FISL10: PostgreSQL na CEF

By lgbassani

A melhor palestra de hoje foi apresentada por Jair Silva e Flávio Gurgel, e foi sobre o CASE de uso do PostgreSQL na CEF, o que comprova que o PostgreSQL é sim uma solução viável de SGDB em ambientes críticos e de necessidade de alta-performance.

Eles estão usando uma solução com o PostgreSQL em caixas de auto-atendimento, em mais de 20mil terminais, com uma estimativa de 85 milhões de transações financeiras por mês, com uma movimentação de mais de 1 bilhão de reais mensais.

É uma aplicação multicanal em J2EE, que implementa uma certa independência de sistema operacional, banco de dados, etc.

Segundo Jair, essa palestra foi apresentada no ano passado, como sendo uma solução que seria implementada na CEF, mas que agora já é um CASE real, sendo que já está em pleno funcionamento.

Antes de implementar essa solução usando Debian + JBOSS em máquinas x86 (O SGDB roda em 2 HP Proliant Xeon dual-core com 32GB de RAM), eles fizeram benchmark com 3 possibilidades, sendo que 1 solução com máquinas SPARC e Solaris não passou nos requisitos de quantidade mínima de transações financeiras por segundo (750 TPS), ficando para decidir entre essa solução adotada, e outra com Mainframe da IBM usando DB como servidor de banco de dados.
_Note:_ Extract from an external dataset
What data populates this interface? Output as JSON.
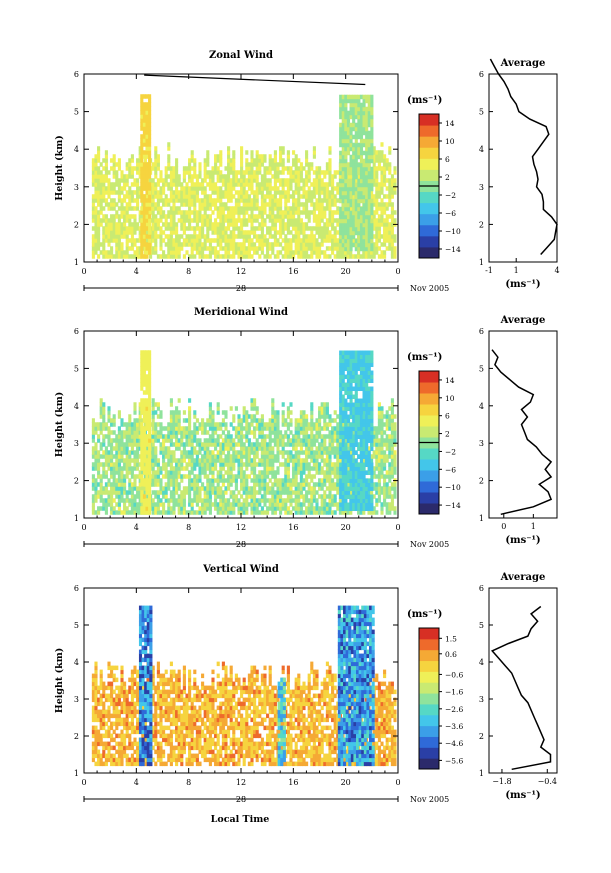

Devido ao custo de implementação usando Linux + PostgreSQL ser menos de 1% da solução com o Mainframe, ela foi adotada.

Algo interessante que Flávio Gurgel mencionou é que a Caixa Federal obrigou, em edital, as empresas concorrentes terem desenvolvedores ativos no projeto do PostgreSQL, com contribuição na árvore de desenvolvimento. Acabou vencendo a 4Linux, que foi parceira nessa solução.
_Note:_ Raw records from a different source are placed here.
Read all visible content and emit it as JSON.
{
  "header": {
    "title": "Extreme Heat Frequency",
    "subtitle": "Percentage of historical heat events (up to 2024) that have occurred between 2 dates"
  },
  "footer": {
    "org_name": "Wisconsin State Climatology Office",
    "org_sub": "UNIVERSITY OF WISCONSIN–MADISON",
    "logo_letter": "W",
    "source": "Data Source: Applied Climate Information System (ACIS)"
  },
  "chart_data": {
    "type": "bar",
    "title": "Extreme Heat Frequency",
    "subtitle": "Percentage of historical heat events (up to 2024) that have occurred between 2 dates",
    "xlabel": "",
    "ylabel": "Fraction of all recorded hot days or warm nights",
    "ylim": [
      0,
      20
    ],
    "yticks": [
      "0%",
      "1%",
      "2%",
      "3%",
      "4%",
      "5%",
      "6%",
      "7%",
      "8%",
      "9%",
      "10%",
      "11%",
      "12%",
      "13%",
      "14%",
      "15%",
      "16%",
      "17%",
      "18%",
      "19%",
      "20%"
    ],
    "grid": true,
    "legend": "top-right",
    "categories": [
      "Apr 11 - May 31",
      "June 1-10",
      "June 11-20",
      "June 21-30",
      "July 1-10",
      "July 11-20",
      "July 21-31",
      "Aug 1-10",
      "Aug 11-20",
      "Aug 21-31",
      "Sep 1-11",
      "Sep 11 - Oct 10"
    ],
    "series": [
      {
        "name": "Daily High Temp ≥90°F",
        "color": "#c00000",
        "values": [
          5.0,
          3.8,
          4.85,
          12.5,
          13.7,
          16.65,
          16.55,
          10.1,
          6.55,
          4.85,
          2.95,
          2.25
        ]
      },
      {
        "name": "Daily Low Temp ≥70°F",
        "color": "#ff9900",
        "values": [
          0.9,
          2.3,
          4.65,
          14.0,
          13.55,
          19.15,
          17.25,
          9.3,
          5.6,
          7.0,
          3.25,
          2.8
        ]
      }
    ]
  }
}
Outro fato relevante para mim na palestra, foi em relação ao uso de um sistema de custerização/replicação de dados no PostgreSQL, já que estou para implementar algo similar em um projeto que estou trabalhando.

Eles fizeram teste com 2 soluções:

- PgPool II, obtendo 170TPS;

- Sequoia, atingindo 50TPS (vale lembrar, que a solução standalone conseguiu 750TPS).

Devido a esse baixo rendimento, eles acabaram optando por uma solução virtual de disco. Algo como 2 datacenters (1 em servidor em cada datacenter, a distância aproximada de 7 quadras de Brasília um do outro) interligados com fibra-ótica, com replicação de dados a nível de filesystem (Hitachi Storage em Raid5, virtualizada, síncrona e multipath). Como requisito para essa implementação, a Hitachi exigiu que eles usassem LVM com stripes para melhorar o gerenciamento e performance do disco. Como tipo de filesystem, eles optaram pelo XFS devido a se enquadrar melhor nas necessidades do PostgreSQL.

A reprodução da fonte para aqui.